Нет без преданности любви.
Я стою над Ветлугой, на этом шёлковом солнечном ветре и над ласковым шелестом вод, влюблённых в берега, в леса, в быстрый говор стрижей и в низкий стук далёкого катера.
На Ветлуге много омутов. В синий полдень, когда я стою над водой, мне кажется, что чьи-то глаза печально глядят из глубины, и я слышу, как река перебирает по песчаным берегам чьи-то жаркие грустные волосы.
ЗОРИ РАННЕГО ЛЕТА
Каким бы жарким ни был день, заря всегда прохладна, всегда лес одевается в чёрный сумрак, и бывает такое мгновение между сумерками и полночью, когда затихло всё, и даже молчат комары. Тогда явственно представляется, как в тёмной тишине лесов замирают и к чему-то прислушиваются не уснувшие на ночь цветы, как притворяется дремлющей пронзительно-белая ночная фиалка и как пахучий её аромат, подобно сладкому дыму, выходит далеко на поляны.
Звёзд почти не видно. До самого рассвета стоит негаснущий отблеск солнца, и над лесами тонко разлита желтизна, напоминающая лёгкий полусумрак разбавленного китайского чая.
Теперь пора одиноких северных соловьёв. Пение их звучно, как-то до грусти однообразно, словно они время от времени повторяют несколько задумчивых фраз и поют вдалеке друг от друга, и каждый говорит о своём. Скажет, задумается, просто помолчит и опять напомнит. И ждёт, о чём бы напомнить... Но опять о своём, всё о том же...
Нет в их пении сладости, красок и залихватской роскоши украинских или курских собратьев. Нет той удали, когда пение похоже на пляску и когда в тысячу звуков сливаются их несмётные голоса в предрассветных буковых долинах Черноморья. Но есть грустной сладостью убивающая душу серьёзность, когда соловью как бы стыдно в этой робости и тихости ночи оглушать перелески и реки, и он говорит только о том, о чём уже не может молчать.
На юге соловьи перестают петь к середине июня. Здесь они поют до половины лета, пока не мглеют северные ночи. И поэтому их пение неотделимо от этих светлых полночей. Соловей робко сидит где-нибудь в тёмном березнике лощины, или за огородом, или над рекой и упивается этим счастливым состоянием природы, когда ещё полны движением травы, когда лес только набирает свою зелёную силу и когда соловьиха молча, с замиранием слушает его где-то вблизи.

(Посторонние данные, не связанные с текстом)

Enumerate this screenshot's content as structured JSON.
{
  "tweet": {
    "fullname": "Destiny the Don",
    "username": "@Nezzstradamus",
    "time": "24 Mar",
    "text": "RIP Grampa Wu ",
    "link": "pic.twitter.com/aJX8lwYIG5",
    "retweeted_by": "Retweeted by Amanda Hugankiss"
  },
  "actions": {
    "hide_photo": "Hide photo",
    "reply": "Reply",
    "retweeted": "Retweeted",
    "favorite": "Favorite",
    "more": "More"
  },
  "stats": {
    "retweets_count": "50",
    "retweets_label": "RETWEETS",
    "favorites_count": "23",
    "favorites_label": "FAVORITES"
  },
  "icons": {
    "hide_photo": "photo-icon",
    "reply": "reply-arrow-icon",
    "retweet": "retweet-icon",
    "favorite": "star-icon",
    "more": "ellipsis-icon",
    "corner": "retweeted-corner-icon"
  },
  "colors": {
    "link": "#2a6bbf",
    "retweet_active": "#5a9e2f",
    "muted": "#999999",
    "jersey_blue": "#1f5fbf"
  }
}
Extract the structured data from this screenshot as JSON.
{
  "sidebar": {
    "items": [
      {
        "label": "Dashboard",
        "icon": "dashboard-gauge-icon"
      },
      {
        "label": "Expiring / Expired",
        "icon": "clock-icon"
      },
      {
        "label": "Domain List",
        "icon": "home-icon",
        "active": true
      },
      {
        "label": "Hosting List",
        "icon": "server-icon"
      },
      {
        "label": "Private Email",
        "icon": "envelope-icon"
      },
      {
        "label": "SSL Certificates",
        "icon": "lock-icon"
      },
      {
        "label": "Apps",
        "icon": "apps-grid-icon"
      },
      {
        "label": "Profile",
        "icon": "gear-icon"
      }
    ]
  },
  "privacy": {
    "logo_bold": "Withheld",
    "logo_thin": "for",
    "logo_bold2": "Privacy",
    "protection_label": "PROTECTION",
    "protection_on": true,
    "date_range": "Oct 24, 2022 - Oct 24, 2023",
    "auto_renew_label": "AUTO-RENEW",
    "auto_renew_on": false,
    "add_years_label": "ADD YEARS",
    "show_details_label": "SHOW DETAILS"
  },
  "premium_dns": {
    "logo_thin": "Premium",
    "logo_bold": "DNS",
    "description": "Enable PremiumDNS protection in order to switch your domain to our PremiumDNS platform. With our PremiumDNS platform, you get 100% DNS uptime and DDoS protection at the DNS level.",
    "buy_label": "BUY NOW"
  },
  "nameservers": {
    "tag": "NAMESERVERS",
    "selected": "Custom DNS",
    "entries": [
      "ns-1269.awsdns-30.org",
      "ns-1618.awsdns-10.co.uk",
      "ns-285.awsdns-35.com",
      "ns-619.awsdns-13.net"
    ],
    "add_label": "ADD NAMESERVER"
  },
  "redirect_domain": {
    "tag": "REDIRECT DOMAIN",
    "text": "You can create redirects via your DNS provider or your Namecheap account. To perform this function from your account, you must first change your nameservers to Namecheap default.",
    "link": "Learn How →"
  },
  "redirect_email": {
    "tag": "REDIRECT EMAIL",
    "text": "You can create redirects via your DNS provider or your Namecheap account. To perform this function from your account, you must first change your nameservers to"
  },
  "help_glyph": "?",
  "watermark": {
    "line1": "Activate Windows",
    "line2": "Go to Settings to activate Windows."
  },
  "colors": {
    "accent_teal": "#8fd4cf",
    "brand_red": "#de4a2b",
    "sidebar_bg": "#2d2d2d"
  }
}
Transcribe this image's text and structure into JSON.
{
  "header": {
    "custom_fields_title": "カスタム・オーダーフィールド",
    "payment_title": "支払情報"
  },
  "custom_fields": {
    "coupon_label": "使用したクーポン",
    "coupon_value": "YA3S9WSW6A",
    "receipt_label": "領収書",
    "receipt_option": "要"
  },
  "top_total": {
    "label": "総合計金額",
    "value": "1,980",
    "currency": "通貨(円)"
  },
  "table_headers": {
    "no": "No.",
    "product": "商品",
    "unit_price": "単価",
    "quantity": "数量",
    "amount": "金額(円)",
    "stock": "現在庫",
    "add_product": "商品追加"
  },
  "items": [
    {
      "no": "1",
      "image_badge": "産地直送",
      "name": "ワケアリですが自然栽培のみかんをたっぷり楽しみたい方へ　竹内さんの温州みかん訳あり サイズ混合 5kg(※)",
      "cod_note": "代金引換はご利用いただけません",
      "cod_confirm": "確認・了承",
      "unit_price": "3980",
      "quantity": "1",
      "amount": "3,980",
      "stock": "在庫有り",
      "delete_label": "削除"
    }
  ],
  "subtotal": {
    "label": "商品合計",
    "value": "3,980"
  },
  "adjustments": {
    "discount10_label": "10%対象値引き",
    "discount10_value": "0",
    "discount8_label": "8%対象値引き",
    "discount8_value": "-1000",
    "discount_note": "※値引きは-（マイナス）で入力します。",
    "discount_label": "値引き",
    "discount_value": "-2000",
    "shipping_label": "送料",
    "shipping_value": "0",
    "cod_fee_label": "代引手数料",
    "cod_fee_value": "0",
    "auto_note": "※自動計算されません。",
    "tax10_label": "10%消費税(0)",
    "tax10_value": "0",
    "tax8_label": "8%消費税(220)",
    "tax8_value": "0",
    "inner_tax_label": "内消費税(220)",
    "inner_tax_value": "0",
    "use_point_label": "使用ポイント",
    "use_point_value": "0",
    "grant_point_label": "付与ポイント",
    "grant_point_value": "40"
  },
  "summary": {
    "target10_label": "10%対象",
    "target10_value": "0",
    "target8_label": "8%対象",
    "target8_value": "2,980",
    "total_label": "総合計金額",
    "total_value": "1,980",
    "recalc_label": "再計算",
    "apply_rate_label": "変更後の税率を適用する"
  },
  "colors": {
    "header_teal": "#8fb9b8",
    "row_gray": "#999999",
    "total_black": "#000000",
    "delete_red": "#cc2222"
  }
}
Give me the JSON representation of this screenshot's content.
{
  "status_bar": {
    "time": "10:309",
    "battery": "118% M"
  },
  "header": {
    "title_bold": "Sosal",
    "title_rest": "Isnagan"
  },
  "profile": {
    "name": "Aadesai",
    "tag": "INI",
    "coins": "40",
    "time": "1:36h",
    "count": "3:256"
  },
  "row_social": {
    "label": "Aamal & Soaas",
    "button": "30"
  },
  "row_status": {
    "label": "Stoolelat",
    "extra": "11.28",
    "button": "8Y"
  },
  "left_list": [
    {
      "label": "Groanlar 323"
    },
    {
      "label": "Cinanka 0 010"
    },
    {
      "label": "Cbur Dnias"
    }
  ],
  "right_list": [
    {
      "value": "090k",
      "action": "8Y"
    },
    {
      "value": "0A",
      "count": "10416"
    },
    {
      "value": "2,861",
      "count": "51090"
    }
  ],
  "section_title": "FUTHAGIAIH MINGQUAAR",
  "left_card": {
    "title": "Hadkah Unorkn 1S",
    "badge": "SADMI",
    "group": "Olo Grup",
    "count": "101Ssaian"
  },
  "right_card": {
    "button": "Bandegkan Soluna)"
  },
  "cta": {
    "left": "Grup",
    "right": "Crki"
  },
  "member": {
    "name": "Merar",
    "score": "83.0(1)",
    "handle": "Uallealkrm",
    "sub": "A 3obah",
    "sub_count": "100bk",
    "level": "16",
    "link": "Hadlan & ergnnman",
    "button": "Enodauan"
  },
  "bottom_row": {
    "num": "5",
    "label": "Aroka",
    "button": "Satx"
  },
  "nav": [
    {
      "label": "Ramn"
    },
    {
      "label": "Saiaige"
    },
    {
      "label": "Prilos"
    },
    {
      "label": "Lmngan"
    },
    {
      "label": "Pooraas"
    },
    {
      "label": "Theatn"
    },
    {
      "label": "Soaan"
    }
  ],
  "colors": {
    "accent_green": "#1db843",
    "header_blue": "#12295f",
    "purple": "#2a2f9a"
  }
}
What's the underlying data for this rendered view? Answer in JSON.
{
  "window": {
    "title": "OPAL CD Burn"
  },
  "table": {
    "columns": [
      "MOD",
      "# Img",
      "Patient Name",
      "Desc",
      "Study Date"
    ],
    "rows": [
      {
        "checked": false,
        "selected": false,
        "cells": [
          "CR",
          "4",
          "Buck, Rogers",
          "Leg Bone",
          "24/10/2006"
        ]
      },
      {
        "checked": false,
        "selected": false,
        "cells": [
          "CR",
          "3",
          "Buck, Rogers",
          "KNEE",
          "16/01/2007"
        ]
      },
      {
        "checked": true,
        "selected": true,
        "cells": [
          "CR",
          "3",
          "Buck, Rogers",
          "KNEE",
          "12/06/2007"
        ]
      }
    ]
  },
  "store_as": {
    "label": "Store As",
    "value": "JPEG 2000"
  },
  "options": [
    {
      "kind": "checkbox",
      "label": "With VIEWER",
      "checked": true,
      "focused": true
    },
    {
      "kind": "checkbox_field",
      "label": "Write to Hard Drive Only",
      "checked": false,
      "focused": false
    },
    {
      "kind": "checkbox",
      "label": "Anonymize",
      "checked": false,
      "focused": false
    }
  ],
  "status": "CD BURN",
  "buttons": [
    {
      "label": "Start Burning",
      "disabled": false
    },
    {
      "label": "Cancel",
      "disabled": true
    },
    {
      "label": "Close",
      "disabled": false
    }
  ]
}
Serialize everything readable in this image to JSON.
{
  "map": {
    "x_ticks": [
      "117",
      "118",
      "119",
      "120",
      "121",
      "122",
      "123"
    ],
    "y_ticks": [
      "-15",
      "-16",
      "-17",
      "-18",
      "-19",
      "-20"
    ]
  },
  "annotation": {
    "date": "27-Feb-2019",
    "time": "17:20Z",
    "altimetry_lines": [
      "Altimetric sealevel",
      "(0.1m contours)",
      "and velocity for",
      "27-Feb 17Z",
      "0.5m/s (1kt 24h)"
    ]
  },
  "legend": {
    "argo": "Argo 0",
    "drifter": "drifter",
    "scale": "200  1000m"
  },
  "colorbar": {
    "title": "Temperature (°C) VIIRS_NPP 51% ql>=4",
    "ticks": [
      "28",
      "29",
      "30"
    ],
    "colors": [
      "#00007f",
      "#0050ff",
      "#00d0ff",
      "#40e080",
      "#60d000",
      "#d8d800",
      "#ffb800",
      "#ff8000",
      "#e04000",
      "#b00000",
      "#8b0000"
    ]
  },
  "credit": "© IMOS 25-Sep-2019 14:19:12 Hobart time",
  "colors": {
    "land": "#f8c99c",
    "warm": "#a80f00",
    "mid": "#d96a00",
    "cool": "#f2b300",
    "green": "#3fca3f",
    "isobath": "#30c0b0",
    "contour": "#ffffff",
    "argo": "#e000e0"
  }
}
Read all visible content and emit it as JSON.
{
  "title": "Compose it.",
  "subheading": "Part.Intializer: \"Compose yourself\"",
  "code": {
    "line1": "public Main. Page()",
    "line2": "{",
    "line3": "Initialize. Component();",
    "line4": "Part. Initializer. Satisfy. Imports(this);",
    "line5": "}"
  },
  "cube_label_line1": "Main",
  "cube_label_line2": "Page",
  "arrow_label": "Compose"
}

Наступит полное жаркое лето, цветы отяжелеют от пыльцы и семян, в гнезде залопочут торопливые ласковые птенцы. Тогда соловью уже не до пения.
И если какой-нибудь шалопай вздумает в позднюю пору июля осторожно, как бы издали, подать голос над своим говорливым семейством, соловьиха встревожится, строго поднимет глаза или просто накажет ротозея.
ПОЧИНОК
Стоят они спокойные, прохладные, пожилые. И ветер поигрывает раскрытыми створками окон. И пахнет в них смолой, окрошкой, глаженым бельём. Солнце и ветер давно уже вытопили смолу из всех стен, половиц, косяков. Но в избах смолой ещё не пахнет сухо и тепло.